楯無自身も何かあると痛感していたために、千冬の発言に異を挟まなかった。
そして千冬は、放り投げた鞘を拾い上げると刀を修め、未だ疲労困憊の一夏の元へと歩み寄る。
「大丈夫か、一夏」
「千冬姉……」
しかしまあ、常には見せない千冬の慈愛に満ちた表情を見て、他の三人はどうして千冬があんな行いをしたかを理解した。
(((……………なんというブラコン)))
ぶっちゃけ卑怯な手段で一夏を嬲ったことが千冬には許せなかったのだ。だからあんなにも殺る気満々だったのだろう。
その怒りを原動力に半壊していたとはいえISを打倒するとは、さすがブリュンヒルデと褒め称えていいものか、三人には判断がつかなかった。
「俺……追い付けたのかな」
「ああ、よくやったよ、お前は」
三人が千冬を複雑な表情で見守る中、千冬のその言葉に緊張の糸がほどけたのか、ISを解除し気絶する一夏。

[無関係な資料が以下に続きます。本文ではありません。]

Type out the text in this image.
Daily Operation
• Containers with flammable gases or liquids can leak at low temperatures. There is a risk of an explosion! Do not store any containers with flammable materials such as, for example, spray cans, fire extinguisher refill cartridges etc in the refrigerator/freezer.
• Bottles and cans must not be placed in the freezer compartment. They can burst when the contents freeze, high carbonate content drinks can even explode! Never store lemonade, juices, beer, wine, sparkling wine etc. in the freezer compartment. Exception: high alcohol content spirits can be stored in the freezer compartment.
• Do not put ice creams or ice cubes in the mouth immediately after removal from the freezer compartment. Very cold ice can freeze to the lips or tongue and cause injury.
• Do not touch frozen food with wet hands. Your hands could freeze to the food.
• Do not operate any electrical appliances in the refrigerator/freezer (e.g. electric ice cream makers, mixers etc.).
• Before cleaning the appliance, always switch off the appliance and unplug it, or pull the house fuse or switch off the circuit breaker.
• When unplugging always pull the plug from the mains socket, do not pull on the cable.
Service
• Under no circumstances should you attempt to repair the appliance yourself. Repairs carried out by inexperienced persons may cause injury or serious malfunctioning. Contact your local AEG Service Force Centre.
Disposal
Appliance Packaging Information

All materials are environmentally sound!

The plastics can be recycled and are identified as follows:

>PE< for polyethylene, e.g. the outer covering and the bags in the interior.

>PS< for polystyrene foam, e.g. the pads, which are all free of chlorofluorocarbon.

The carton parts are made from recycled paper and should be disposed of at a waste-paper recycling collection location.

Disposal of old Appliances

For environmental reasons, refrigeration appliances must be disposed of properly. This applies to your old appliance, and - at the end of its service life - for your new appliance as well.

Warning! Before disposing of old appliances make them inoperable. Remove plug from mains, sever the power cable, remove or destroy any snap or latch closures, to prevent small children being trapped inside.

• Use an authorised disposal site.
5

千冬をその体を優しく抱きしめ、最愛の弟の成長を噛み締めていた。
「――――――――よくやったよ、おまえは、だから今はゆっくり休め」
そうして姉の胸に抱かれる一夏の顔は本当に安らかな顔で、ここでおわていれば本当にいい話で終われたのだが。
「おめでとうございます!! 織斑先生」
楯無のそんな雰囲気など爆砕せん一言が、この場に響き渡った。
「――――は!?」
「は!? じゃないですよ織斑先生、今まで何をやっていたかお忘れですか?」
にやにやとチェシャ猫のような笑みを浮かべる楯無に、まずは後ろにいた鈴とセシリアが楯無の言葉の真意に気が付いた。

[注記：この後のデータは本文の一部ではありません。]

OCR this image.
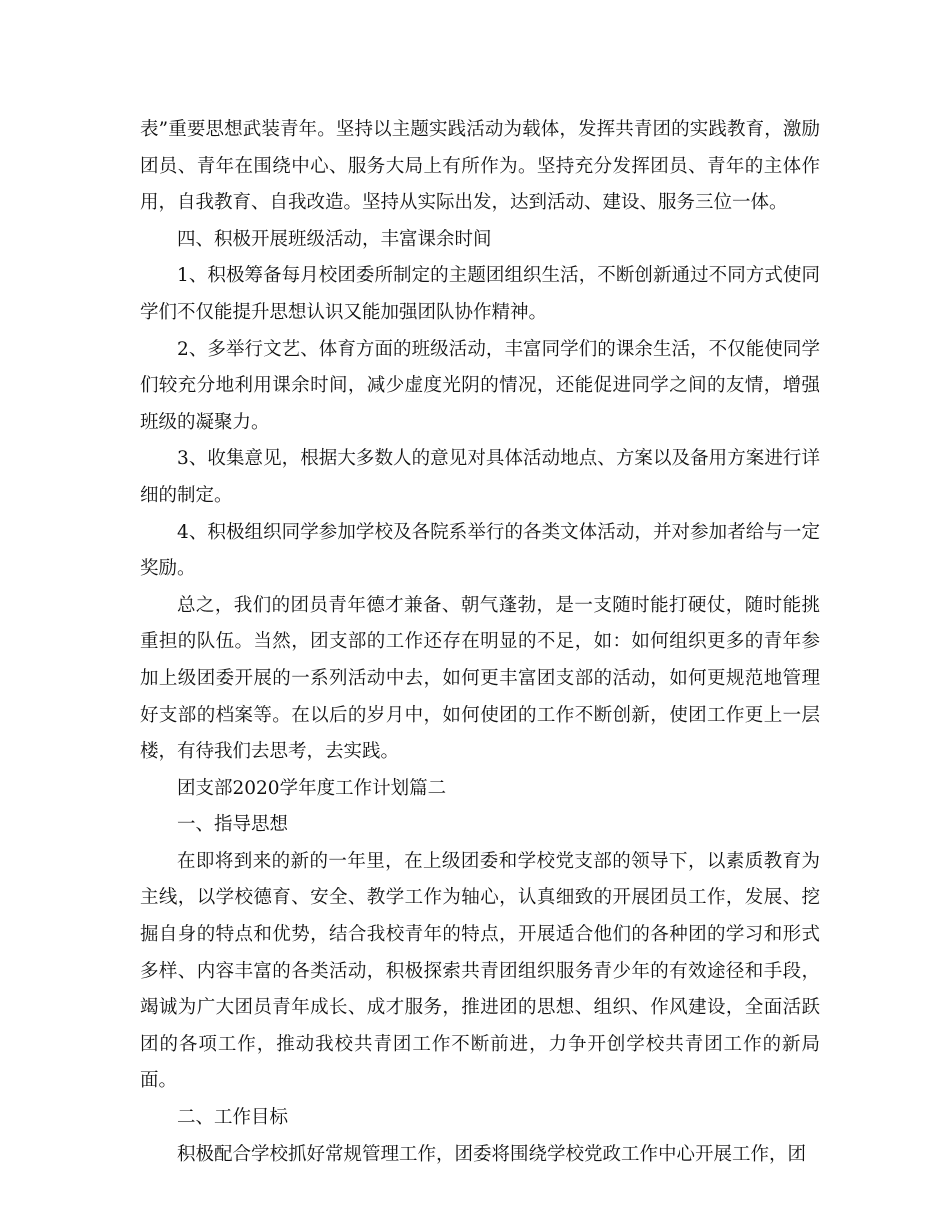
表”重要思想武装青年。坚持以主题实践活动为载体，发挥共青团的实践教育，激励团员、青年在围绕中心、服务大局上有所作为。坚持充分发挥团员、青年的主体作用，自我教育、自我改造。坚持从实际出发，达到活动、建设、服务三位一体。

四、积极开展班级活动，丰富课余时间

1、积极筹备每月校团委所制定的主题团组织生活，不断创新通过不同方式使同学们不仅能提升思想认识又能加强团队协作精神。

2、多举行文艺、体育方面的班级活动，丰富同学们的课余生活，不仅能使同学们较充分地利用课余时间，减少虚度光阴的情况，还能促进同学之间的友情，增强班级的凝聚力。

3、收集意见，根据大多数人的意见对具体活动地点、方案以及备用方案进行详细的制定。

4、积极组织同学参加学校及各院系举行的各类文体活动，并对参加者给与一定奖励。

总之，我们的团员青年德才兼备、朝气蓬勃，是一支随时能打硬仗，随时能挑重担的队伍。当然，团支部的工作还存在明显的不足，如：如何组织更多的青年参加上级团委开展的一系列活动中去，如何更丰富团支部的活动，如何更规范地管理好支部的档案等。在以后的岁月中，如何使团的工作不断创新，使团工作更上一层楼，有待我们去思考，去实践。

团支部2020学年度工作计划篇二

一、指导思想

在即将到来的新的一年里，在上级团委和学校党支部的领导下，以素质教育为主线，以学校德育、安全、教学工作为轴心，认真细致的开展团员工作，发展、挖掘自身的特点和优势，结合我校青年的特点，开展适合他们的各种团的学习和形式多样、内容丰富的各类活动，积极探索共青团组织服务青少年的有效途径和手段，竭诚为广大团员青年成长、成才服务，推进团的思想、组织、作风建设，全面活跃团的各项工作，推动我校共青团工作不断前进，力争开创学校共青团工作的新局面。

二、工作目标

积极配合学校抓好常规管理工作，团委将围绕学校党政工作中心开展工作，团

「あ…ああああああああああああああああっ!? 添い寝権!!」
「と、言うことは、添い寝権は織斑先生の物ですの!?」
そう、今この時間こそが、ショタ一夏との添い寝権を駆けた織斑一夏捕縛レースのタイムリミットだった。
勝利条件は言うまでもなく、タイムリミット時に織斑一夏の身柄を確保していた者だ。
「つまり私が、小さくなった一夏と添い寝しなければいけないのか!?」
その点で行くならば、千冬こそが紛うことなき勝者であった。そして、思わず口を突いて出た叫びには、困惑も確かにあったが、同時に歓喜もまた見え隠れしていたのだった。
<あとがき>
かませ犬ご苦労スプリング!! 君のことは多分次話書き上げるまで忘れない。
そして今回の話を書きあげて、体を張って人質を助けて、仲間に後を託すってまるっきりヒロインがとる行動じゃね? うちの一夏心底主人公らしい行動取れないなぁ、とか思いました。
前の話のラストがああだっただけに、一人でかたを付けるのはらしくないなとか思ってしまったんで。